Une récente polémique entoure une campagne publicitaire d’Apple en Italie. Un panneau montrant un enfant tenant un iPhone fait réagir les défenseurs des droits des enfants, suscitant des interrogations sur le message véhiculé. Découvrons ensemble les rebondissements de cette affaire.
La polémique autour de la campagne « Relax, c’est iPhone »
L’Autorità Garante per l’Infanzia e l’Adolescenza (AGIA) a exprimé ses réserves concernant un panneau publicitaire à Milan. On y voit un enfant tenant un iPhone, avec la légende “Tutto ok, è iPhone.” Un message qui interpelle et soulève des débats.

Cette campagne, qui vise généralement à rassurer sur la résistance des iPhones dans des situations potentiellement désastreuses, prend cette fois une tournure inattendue. Les derniers panneaux montrent des iPhones utilisés sous la pluie ou même transportés par des animaux de compagnie.
Cet affichage avec un jeune enfant soulève des préoccupations, car AGIA souligne le risque de normalisation de la « garde électronique », où les appareils remplacent l’attention des parents. Une vision qui ne laisse pas indifférent.
Dans un communiqué, l’AGIA a fait état d’une plainte d’un citoyen milanais, qualifiant l’image de « dérangeante ». Cette personne a mis en lumière un mélange de mondes qui devraient rester distincts.
Outre les préoccupations éthiques, elle s’est interrogée sur le rôle des régulateurs en matière de publicité, demandant pourquoi les responsables semblent réticents à poser des limites. Comment un tel discours publicitaire peut-il être accepté ?
L’AGIA a également signalé que la campagne intervient dans un contexte mondial où on discute des âges minimums pour accéder à la technologie. Cette publicité semble, au contraire, encourager l’utilisation précoce de la technologie.

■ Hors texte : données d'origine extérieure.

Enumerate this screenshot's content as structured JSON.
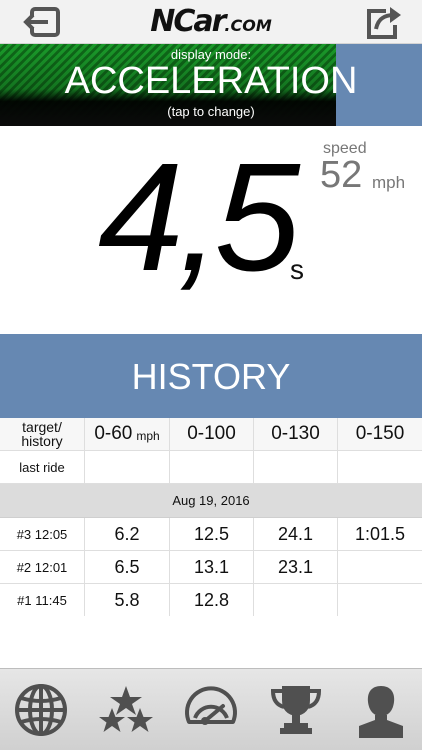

La situation a été transmise à trois organismes : AGCOM, AGCM et IAP, pour un test approfondi et d’éventuelles actions. L’affaire soulève des enjeux essentiels sur notre rapport à la technologie et son introduction chez les plus jeunes.
Pour l’heure, Apple n’a pas réagi publiquement à cette controverse. Le débat est lancé et il est clair que cette question mérite une attention particulière.